13. One Little Step At A Time!

Here’s a really simple exercise to start building your dog’s desire to check in with you and stay in close proximity. I’ll assume you’re starting with a dog who might just blow you off otherwise, so…


Have your dog on lead, in your living room, with no distractions. Have some tasty treats in your pocket or hand, but not in your dog’s sight.

Then, just wait. For a minute, or ten minutes…however long it takes for your dog to get bored enough to look up at you. The moment your dog looks at you, deliver a treat, and take one step away. Don’t pull your dog with you. (The leash is just to keep him from wandering off.) Having just rec’d a treat, he should follow you. When he arrives and looks up, deliver another treat. Deliver it at your left hip, so the dog doesn’t cross in front of you. Make it a point to always deliver it there, so your dog gets used to that location as “treat central”.

If Rover doesn’t follow you, you may need to lure him once or twice by leading him with the treat, but no more than that. Eventually, you need to wait for him to work it out. Keep going, one step/treat at a time. When he obviously “gets it”, and follows along consistently, take two steps. Do that till he’s reliable. Then go to three. When he’s following along for 3 steps (this might take several five-minute sessions over the course of two or three days), try him without his lead. Since he wasn’t pulling on the lead anyway, this should be a fairly easy transition.

Also, after he gets the idea, start waiting for him to sit before you deliver the treat. If you’ve done any work with the “sit” command, this should come easily. If not, this “Kikopup” video is a good primer on training the “sit” command.

The next step is taking him out (on lead again) into the back yard, or some other outdoor location with no distractions. The lead is just to keep him from blowing you off.
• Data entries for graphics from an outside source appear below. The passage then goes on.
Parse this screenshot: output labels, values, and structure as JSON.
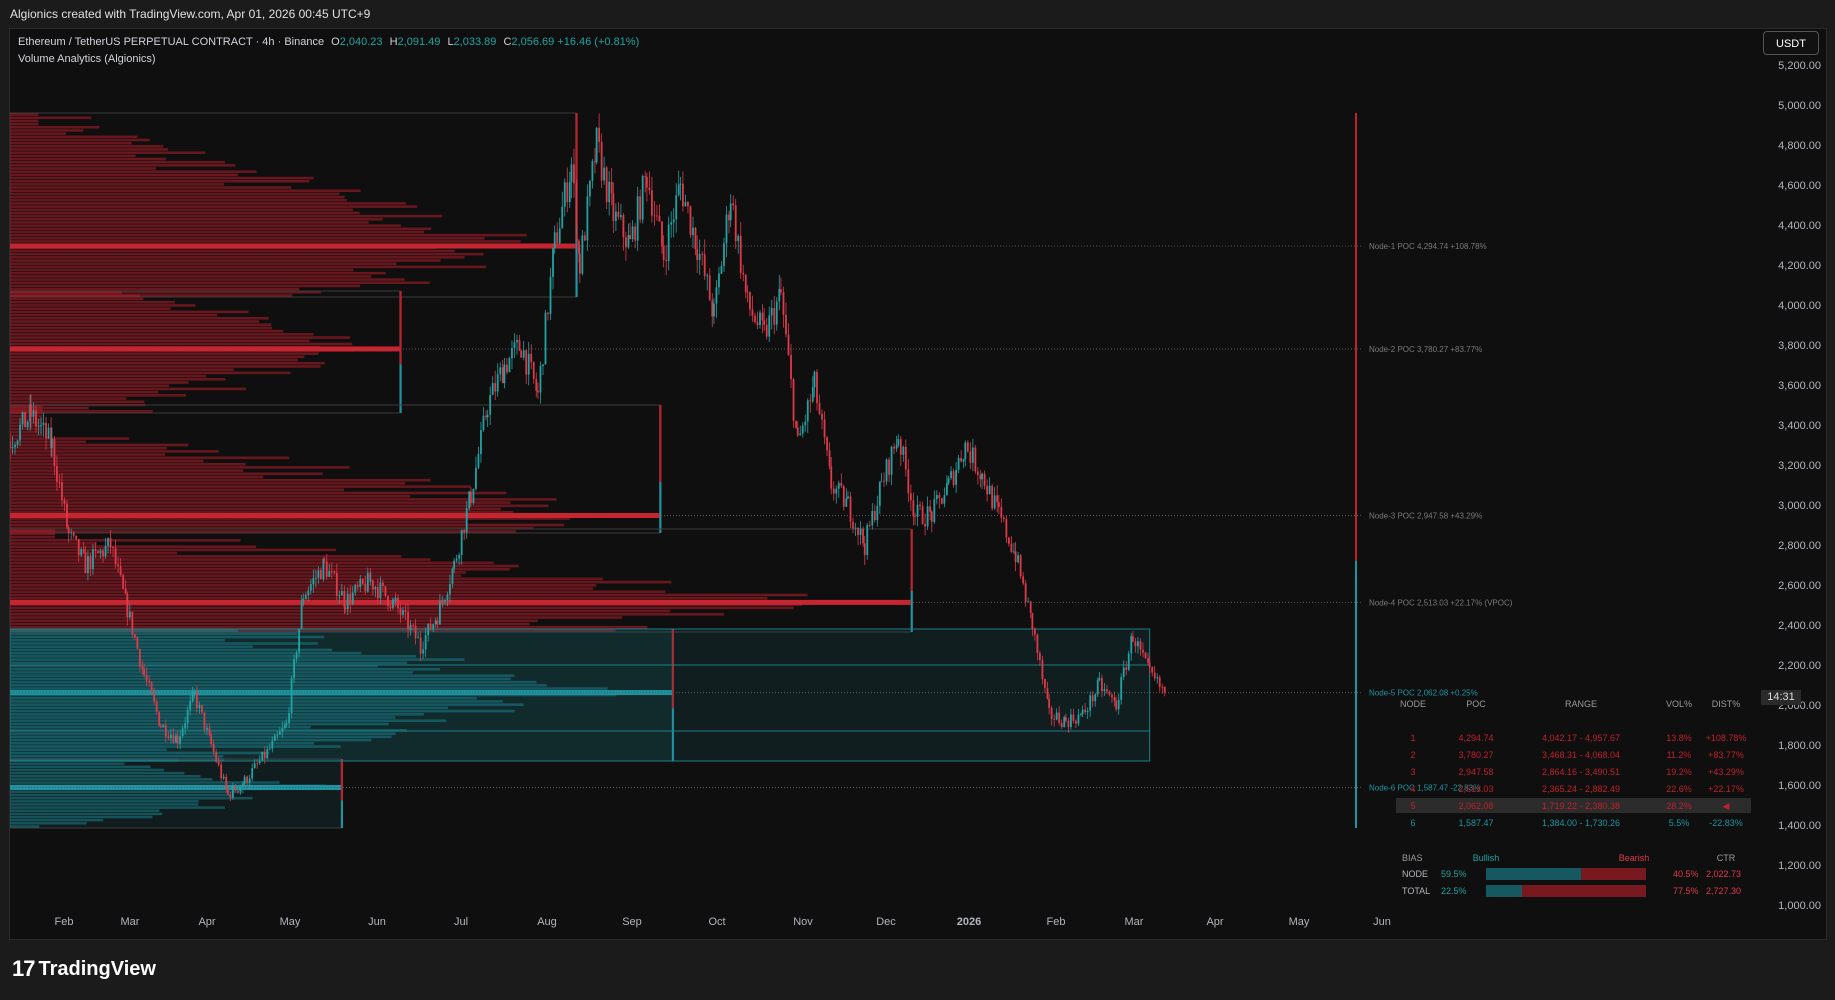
{
  "header": {
    "attribution": "Algionics created with TradingView.com, Apr 01, 2026 00:45 UTC+9"
  },
  "legend": {
    "symbol": "Ethereum / TetherUS PERPETUAL CONTRACT · 4h · Binance",
    "open_label": "O",
    "open": "2,040.23",
    "high_label": "H",
    "high": "2,091.49",
    "low_label": "L",
    "low": "2,033.89",
    "close_label": "C",
    "close": "2,056.69",
    "change": "+16.46 (+0.81%)",
    "indicator": "Volume Analytics (Algionics)"
  },
  "currency_button": "USDT",
  "countdown": "14:31",
  "brand": {
    "logo_glyph": "17",
    "name": "TradingView"
  },
  "colors": {
    "background": "#0f0f0f",
    "up": "#22a3a3",
    "down": "#e0394a",
    "profile_red": "#b01f2a",
    "profile_teal": "#1a7f8a"
  },
  "chart_data": {
    "type": "candlestick",
    "x_ticks": [
      "Feb",
      "Mar",
      "Apr",
      "May",
      "Jun",
      "Jul",
      "Aug",
      "Sep",
      "Oct",
      "Nov",
      "Dec",
      "2026",
      "Feb",
      "Mar",
      "Apr",
      "May",
      "Jun"
    ],
    "y_ticks": [
      "5,200.00",
      "5,000.00",
      "4,800.00",
      "4,600.00",
      "4,400.00",
      "4,200.00",
      "4,000.00",
      "3,800.00",
      "3,600.00",
      "3,400.00",
      "3,200.00",
      "3,000.00",
      "2,800.00",
      "2,600.00",
      "2,400.00",
      "2,200.00",
      "2,000.00",
      "1,800.00",
      "1,600.00",
      "1,400.00",
      "1,200.00",
      "1,000.00"
    ],
    "ylim": [
      1000,
      5200
    ],
    "price_path": [
      [
        0,
        3320
      ],
      [
        5,
        3450
      ],
      [
        10,
        3300
      ],
      [
        14,
        2850
      ],
      [
        18,
        2700
      ],
      [
        24,
        2800
      ],
      [
        28,
        2480
      ],
      [
        32,
        2150
      ],
      [
        36,
        1900
      ],
      [
        40,
        1830
      ],
      [
        44,
        2050
      ],
      [
        48,
        1800
      ],
      [
        52,
        1550
      ],
      [
        56,
        1620
      ],
      [
        62,
        1780
      ],
      [
        66,
        1900
      ],
      [
        70,
        2550
      ],
      [
        75,
        2700
      ],
      [
        80,
        2520
      ],
      [
        86,
        2620
      ],
      [
        92,
        2500
      ],
      [
        98,
        2300
      ],
      [
        102,
        2450
      ],
      [
        106,
        2700
      ],
      [
        110,
        3050
      ],
      [
        114,
        3500
      ],
      [
        118,
        3700
      ],
      [
        122,
        3800
      ],
      [
        126,
        3550
      ],
      [
        130,
        4300
      ],
      [
        134,
        4700
      ],
      [
        136,
        4200
      ],
      [
        140,
        4800
      ],
      [
        144,
        4450
      ],
      [
        148,
        4300
      ],
      [
        152,
        4650
      ],
      [
        156,
        4250
      ],
      [
        160,
        4600
      ],
      [
        164,
        4300
      ],
      [
        168,
        3950
      ],
      [
        172,
        4550
      ],
      [
        176,
        4000
      ],
      [
        180,
        3850
      ],
      [
        184,
        4050
      ],
      [
        188,
        3300
      ],
      [
        192,
        3600
      ],
      [
        196,
        3100
      ],
      [
        200,
        3000
      ],
      [
        204,
        2800
      ],
      [
        208,
        3100
      ],
      [
        212,
        3350
      ],
      [
        216,
        2950
      ],
      [
        220,
        2950
      ],
      [
        224,
        3100
      ],
      [
        228,
        3300
      ],
      [
        232,
        3150
      ],
      [
        236,
        2950
      ],
      [
        240,
        2750
      ],
      [
        244,
        2400
      ],
      [
        248,
        1950
      ],
      [
        252,
        1920
      ],
      [
        256,
        1950
      ],
      [
        260,
        2100
      ],
      [
        264,
        2000
      ],
      [
        268,
        2350
      ],
      [
        272,
        2150
      ],
      [
        276,
        2050
      ]
    ],
    "profile_blocks": [
      {
        "top": 4960,
        "bottom": 4040,
        "right_day": 135,
        "poc": 4294.74,
        "color": "red"
      },
      {
        "top": 4070,
        "bottom": 3460,
        "right_day": 93,
        "poc": 3780.27,
        "color": "red"
      },
      {
        "top": 3500,
        "bottom": 2860,
        "right_day": 155,
        "poc": 2947.58,
        "color": "red"
      },
      {
        "top": 2880,
        "bottom": 2365,
        "right_day": 215,
        "poc": 2513.03,
        "color": "red"
      },
      {
        "top": 2380,
        "bottom": 1720,
        "right_day": 158,
        "poc": 2062.08,
        "color": "teal"
      },
      {
        "top": 1730,
        "bottom": 1385,
        "right_day": 79,
        "poc": 1587.47,
        "color": "teal"
      }
    ],
    "nodes": [
      {
        "label": "Node-1 POC 4,294.74 +108.78%",
        "price": 4294.74
      },
      {
        "label": "Node-2 POC 3,780.27 +83.77%",
        "price": 3780.27
      },
      {
        "label": "Node-3 POC 2,947.58 +43.29%",
        "price": 2947.58
      },
      {
        "label": "Node-4 POC 2,513.03 +22.17% (VPOC)",
        "price": 2513.03
      },
      {
        "label": "Node-5 POC 2,062.08 +0.25%",
        "price": 2062.08
      },
      {
        "label": "Node-6 POC 1,587.47 -22.83%",
        "price": 1587.47
      }
    ],
    "table": {
      "headers": [
        "NODE",
        "POC",
        "RANGE",
        "VOL%",
        "DIST%"
      ],
      "rows": [
        [
          "1",
          "4,294.74",
          "4,042.17 - 4,957.67",
          "13.8%",
          "+108.78%"
        ],
        [
          "2",
          "3,780.27",
          "3,468.31 - 4,068.04",
          "11.2%",
          "+83.77%"
        ],
        [
          "3",
          "2,947.58",
          "2,864.16 - 3,490.51",
          "19.2%",
          "+43.29%"
        ],
        [
          "4",
          "2,513.03",
          "2,365.24 - 2,882.49",
          "22.6%",
          "+22.17%"
        ],
        [
          "5",
          "2,062.08",
          "1,719.22 - 2,380.38",
          "28.2%",
          "◀"
        ],
        [
          "6",
          "1,587.47",
          "1,384.00 - 1,730.26",
          "5.5%",
          "-22.83%"
        ]
      ]
    },
    "bias": {
      "headers": [
        "BIAS",
        "Bullish",
        "Bearish",
        "CTR"
      ],
      "rows": [
        {
          "label": "NODE",
          "bull": "59.5%",
          "bear": "40.5%",
          "ctr": "2,022.73",
          "bull_frac": 0.595
        },
        {
          "label": "TOTAL",
          "bull": "22.5%",
          "bear": "77.5%",
          "ctr": "2,727.30",
          "bull_frac": 0.225
        }
      ]
    }
  }
}
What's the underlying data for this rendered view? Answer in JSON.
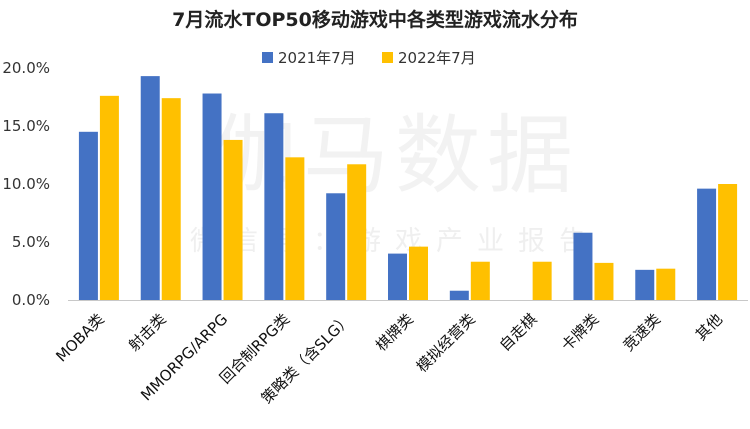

Do the exercise for just a couple minutes at a time, but do it several times a day.

Next, try it on your regular walk. Here’s a quick and dirty video of Suki, just to give you the idea. She’s off-lead here, but your dog should be on lead:

Eventually, you can stretch out the number of steps. Then use a variable number. Go 4 steps and treat, then go 12 steps and treat, then go 8 steps and treat…gradually raise the average amount of steps. (I’ve gotten Suki up to 40 steps while maintaining eye contact and walking at my side…after that, I get bored.) Sometimes I just walk along with her next to me for a long while, then give her a scritch behind the ears.

But the real payoff is this: Suki knows that it’s often rewarding for her to show up next to my left leg and check in with me. She’ll do it on a fairly regular basis, and sometimes she just gets affection, sometimes she gets affection and a treat, sometimes she just gets a treat. And, in situations where she needs to be on a lead, she knows there are no rewards available if she pulls. They’re only available when the leash is loose, and she’s next to my left leg.

Give this a try, one little step at a time!